Tato atau tattoo, berasal dari bahasa Tahiti “tatu” yang artinya tanda. Walaupun bukti-bukti sejarah tato ini tidak begitu banyak, tetapi para ahli mengambil kesimpulan bahwa seni tato ini sudah ada sejak 12.000 tahun sebelum Masehi. Dahulu, tato menjadi semacam ritual bagi suku-suku kuno seperti Maori, Inca, Ainu, Polynesians, dan suku-suku lain-lainnya. Tato sangatlah identik dengan makna tertentu yang digunakan oleh suku-suku kuno untuk berkomunikasi dengan kelompoknya. Ada yang menggunakannya sebagai penanda strata kelompok maupun tanda bagi keturunan, status sosial, wujud ritual tertentu dan lain-lain.
Budaya Nusantara Indonesia, dalam sistem budaya yang sangat beragam dan berbeda-beda sudah sejak lama dikenal seni tato. Tato digunakan oleh berbagai kelompok suku di Indonesia dengan simbol-simbol tertentu. Salah satu di antaranya ialah pesona keindahan tato dari Suku Dayak yang tersebar di berbagai daerah di Kalimantan. Walaupun tidak semua sub Suku Dayak mengenal tradisi tato, namun tato telah dianggap bagian dari identitas Suku Dayak.
Tato bagi sebagian Suku Dayak merupakan hal yang tidak terpisahkan dari tubuh mereka. Tato memiliki makna dan filosofi yang sakral dengan garis perjalanan budaya suku. Tato bukan hanya sekedar lukisan pada tubuh, namun merupakan bagian dari tradisi religi, status sosial dalam masyarakat, serta sebagai salah satu bentuk penghargaan suku terhadap kemampuan seseorang dalam suku Dayak. Secara makna religius, tato atau rajah bagi masyarakat Suku Dayak mempunyai makna sebagai obor atau penerang jalan dalam menuju keabadian setelah proses kematian. Menurut kepercayaan, tato berwarna hitam yang terdapat pada Suku Dayak perlahan akan berubah menjadi warna emas. Oleh karena itu, semakin banyak tato yang terdapat di tubuh seseorang maka semakin teranglah jalan menuju alam keabadian itu.

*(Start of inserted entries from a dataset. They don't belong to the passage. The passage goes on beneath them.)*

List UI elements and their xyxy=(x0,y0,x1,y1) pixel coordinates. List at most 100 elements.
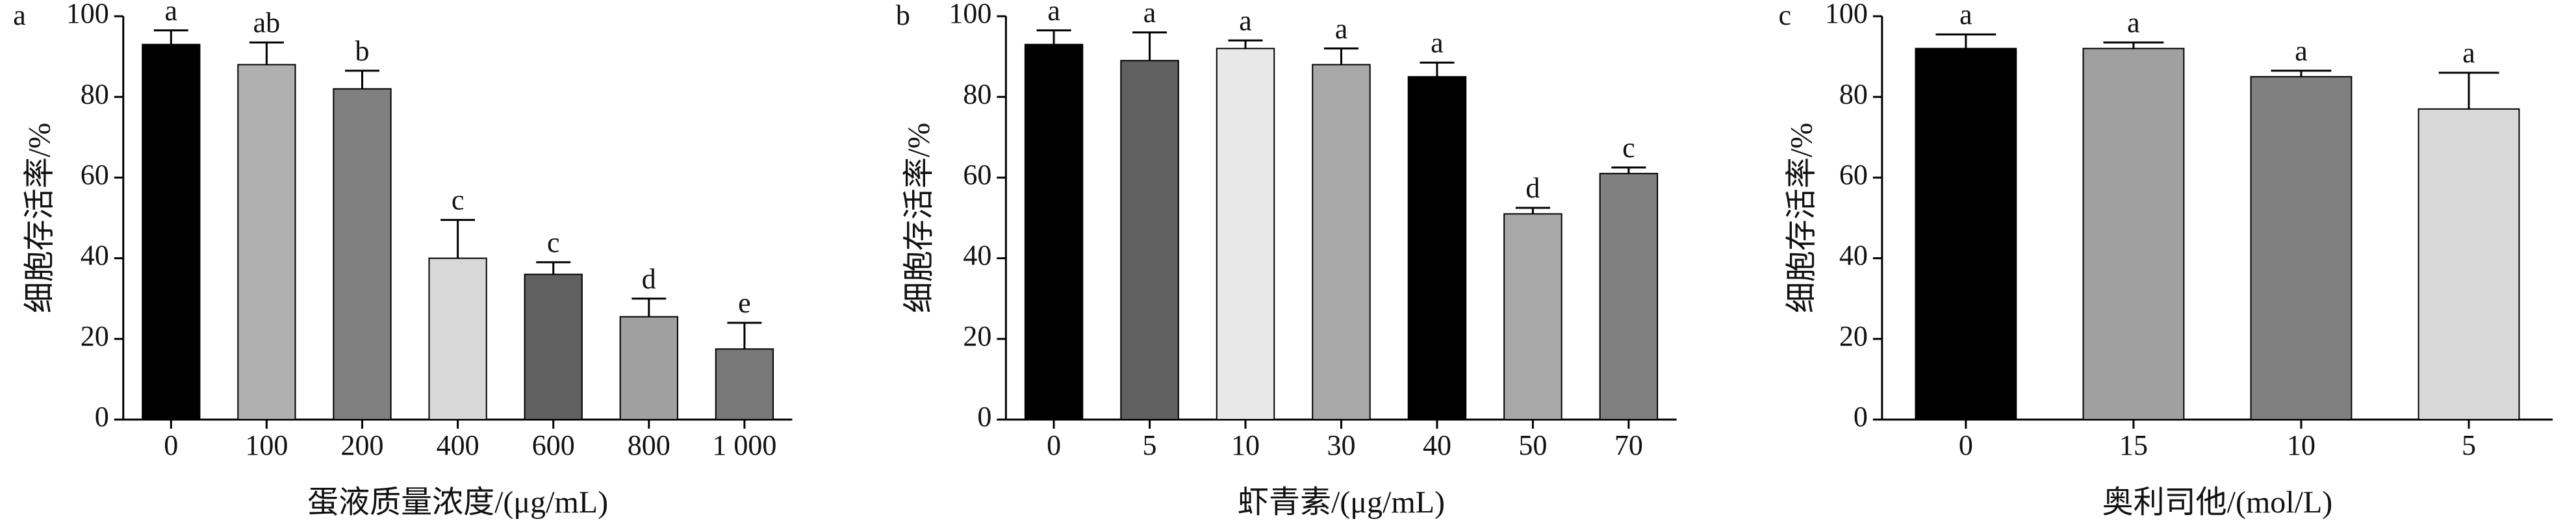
significance-label: a xyxy=(1047,0,1060,27)
bar xyxy=(1024,44,1084,421)
y-axis-title: 细胞存活率/% xyxy=(902,123,936,313)
bar xyxy=(524,273,583,420)
significance-label: a xyxy=(1143,0,1156,29)
significance-label: e xyxy=(738,287,751,319)
bar xyxy=(142,44,201,421)
error-bar xyxy=(2438,71,2499,109)
significance-label: c xyxy=(1622,132,1635,164)
x-axis-title: 蛋液质量浓度/(μg/mL) xyxy=(307,485,608,520)
x-tick-label: 10 xyxy=(1231,429,1260,461)
error-bar xyxy=(1611,166,1646,174)
error-bar xyxy=(727,322,762,349)
bar xyxy=(2250,76,2353,420)
y-tick-label: 40 xyxy=(1839,240,1868,271)
error-bar xyxy=(2271,69,2332,77)
x-tick-label: 5 xyxy=(1143,429,1157,461)
bar xyxy=(2082,47,2185,421)
x-tick-label: 30 xyxy=(1327,429,1355,461)
y-axis-title: 细胞存活率/% xyxy=(1785,123,1819,313)
y-tick-label: 60 xyxy=(81,158,109,190)
y-tick-label: 80 xyxy=(1839,78,1868,110)
y-axis-title: 细胞存活率/% xyxy=(23,123,57,313)
x-tick-label: 5 xyxy=(2462,429,2476,461)
significance-label: a xyxy=(165,0,178,27)
bar xyxy=(333,88,392,420)
y-tick-label: 40 xyxy=(81,240,109,271)
significance-label: a xyxy=(1959,0,1972,31)
error-bar xyxy=(1515,207,1550,214)
y-tick-label: 20 xyxy=(1839,320,1868,352)
error-bar xyxy=(1036,29,1071,45)
y-tick-label: 20 xyxy=(81,320,109,352)
x-tick-label: 1 000 xyxy=(712,429,776,461)
significance-label: a xyxy=(1431,27,1444,59)
bar xyxy=(1216,47,1275,421)
y-tick-label: 100 xyxy=(949,0,991,29)
significance-label: a xyxy=(2462,37,2475,69)
y-tick-label: 0 xyxy=(1854,401,1868,433)
y-tick-label: 40 xyxy=(963,240,991,271)
bar xyxy=(1599,173,1659,420)
error-bar xyxy=(631,297,667,317)
x-tick-label: 40 xyxy=(1423,429,1451,461)
x-tick-label: 200 xyxy=(341,429,384,461)
error-bar xyxy=(440,219,476,259)
bar xyxy=(2417,108,2520,421)
significance-label: a xyxy=(2127,6,2140,38)
significance-label: a xyxy=(1239,5,1252,36)
x-tick-label: 400 xyxy=(437,429,479,461)
significance-label: d xyxy=(642,263,656,295)
y-tick-label: 0 xyxy=(977,401,991,433)
y-tick-label: 20 xyxy=(963,320,991,352)
x-axis-title: 奥利司他/(mol/L) xyxy=(2102,485,2333,520)
bar xyxy=(1120,60,1179,420)
x-tick-label: 800 xyxy=(628,429,670,461)
bar xyxy=(1312,64,1371,420)
y-tick-label: 100 xyxy=(66,0,109,29)
significance-label: d xyxy=(1525,172,1540,204)
x-axis-title: 虾青素/(μg/mL) xyxy=(1238,485,1445,520)
x-tick-label: 10 xyxy=(2287,429,2315,461)
bar xyxy=(1407,76,1467,420)
error-bar xyxy=(1935,33,1996,49)
y-tick-label: 0 xyxy=(95,401,109,433)
x-tick-label: 0 xyxy=(1047,429,1061,461)
error-bar xyxy=(153,29,188,45)
error-bar xyxy=(1228,39,1263,49)
significance-label: c xyxy=(547,227,560,259)
x-tick-label: 70 xyxy=(1614,429,1643,461)
significance-label: c xyxy=(452,184,465,216)
x-tick-label: 600 xyxy=(532,429,575,461)
bar xyxy=(1915,47,2017,421)
error-bar xyxy=(2103,41,2164,49)
error-bar xyxy=(1323,47,1359,65)
significance-label: b xyxy=(355,35,370,67)
panel-label: a xyxy=(13,0,26,31)
error-bar xyxy=(1132,31,1167,61)
significance-label: a xyxy=(1335,13,1348,45)
panel-label: c xyxy=(1778,0,1791,31)
error-bar xyxy=(345,69,379,89)
bar xyxy=(619,316,678,420)
error-bar xyxy=(249,41,284,65)
error-bar xyxy=(536,261,571,275)
y-tick-label: 80 xyxy=(963,78,991,110)
x-tick-label: 0 xyxy=(164,429,178,461)
y-tick-label: 60 xyxy=(963,158,991,190)
y-tick-label: 60 xyxy=(1839,158,1868,190)
significance-label: a xyxy=(2295,35,2308,67)
bar xyxy=(237,64,296,420)
bar xyxy=(1503,213,1562,420)
error-bar xyxy=(1420,61,1455,77)
bar xyxy=(715,348,774,421)
bar xyxy=(428,257,487,420)
x-tick-label: 100 xyxy=(245,429,288,461)
significance-label: ab xyxy=(253,6,281,38)
y-tick-label: 80 xyxy=(81,78,109,110)
x-tick-label: 50 xyxy=(1518,429,1547,461)
y-tick-label: 100 xyxy=(1825,0,1868,29)
x-tick-label: 0 xyxy=(1959,429,1973,461)
panel-label: b xyxy=(896,0,910,31)
x-tick-label: 15 xyxy=(2119,429,2148,461)
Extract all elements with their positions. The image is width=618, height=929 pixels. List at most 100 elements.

Pembuatan tato dalam tradisi Suku Dayak tidaklah sembarangan. Terdapat aturan-aturan yang harus dipatuhi hingga motif yang memiliki makna tertentu. Tato pada Suku Dayak disebut “tutang”, setiap motif tato memiliki arti berbeda-beda, orang di Suku Dayak tidak boleh memilih motif tato keinginannya sendiri, karena sebelumnya terdapat aturan dari adat Suku Dayak. Ketika proses pembuatan tato dilakukan, para keluarga biasanya dilarang untuk keluar dari rumah agar tidak terjadi sesuatu yang buruk menimpa pemilik tato.
Pada umumnya bentuk hingga motif tato di Suku Dayak melambangkan kondisi isi alam yang memliki perwujudan dalam gerak benda-benda alam. Benda-benda alam seperti Burung Enggang yang mewakili dunia atas, Katak yang mewakili dunia bawah, serta beberapa motif seperti motif bunga terong, cabang pohon dan berbagai bentuk-bentuk lain yang diambil dari alam. Selain itu dikenal juga tutang bajai (tato buaya), gambar naga, saluang murik, api, palapas langau (sayap lalat), manuk tutang usuk, matan punei (mata burung punei), manuk tutang penang, lampinak (seperi salib), tutang tasak bajai dinding.
Peletakan tato pada tubuh juga mempunyai makna yang berbeda. Seperti pada tato yang terdapat di jari-jemari tangan menunjukkan bahwa si pemilik adalah orang yang banyak berjasa dalam tolong-menolong. Tato Bunga Terung atau bunga terong dengan gambar tali nyawa di bagian tengah merupakan penanda bahwa seorang lelaki dari Suku Dayak telah memasuki masa usia dewasa. Tato motif muka harimau di bagian paha menunjukkan status sosial yang tinggi bagi pemiliknya. Sedangkan tato bermotif ukir rekong yang terletak di leher berfungsi untuk memberikan kekuatan pada tenggorokan atau berfungsi sebagai pelindung agar tidak dipenggal oleh Mandau musuh.
Pembuatan tato Suku Dayak masih sangat tradisional. Proses ini tidak kalah menyakitkan dengan dari pembuatan tato menggunakan mesin. Proses tato tradisional Suku Dayak ini mencacah kulit dengan mata tutang (jarum) dengan cara dipukul-pukul dengan menggunakan kayu ulin bulat sebesar jari sampai mengeluarkan darah. Luka inilah yang akan menjadi tato setelah dibalurkan sale damar. Selain sale damar, terkadang juga dicampur dengan emas atau tembaga. Luka tato akan sembuh sekitar seminggu hingga satu bulan lamanya.
Budaya tato suku Dayak telah menjadi kebiasaan yang melekat pada perjalanan suku di Kalimantan ini. Setiap tradisi melahirkan pemahaman tertentu dengan nilai yang melekat di dalamnya. Ketika dalam era Modern, tato dianggap sebagai sesuatu yang modis, trendi, dan fashionable, atau dekat dengan budaya pemberontakan. Namun di sisi lain, tradisi Suku Dayak memberikan makna lain tentang fungsi tato dalam pemahaman sosial.
Indonesia yang sangat kaya akan budaya seharusnya dimanfaatkan oleh generasi saat ini dalam memberikan pemaknaan akan realitas sosial sehari-hari. Ikut menjaga nilai-nilai lokal yang masih berkembang sebagai perwujudan bangsa yang besar. Tato Suku Dayak telah memberikan pengetahuan untuk memahami secara mendalam makna lukisan pada tubuh yang saat ini telah mengalami pergeseran fungsi dan makna. Oleh karena itu, mari kita belajar dari wujud keindahan dan simbol perjalanan Suku Dayak.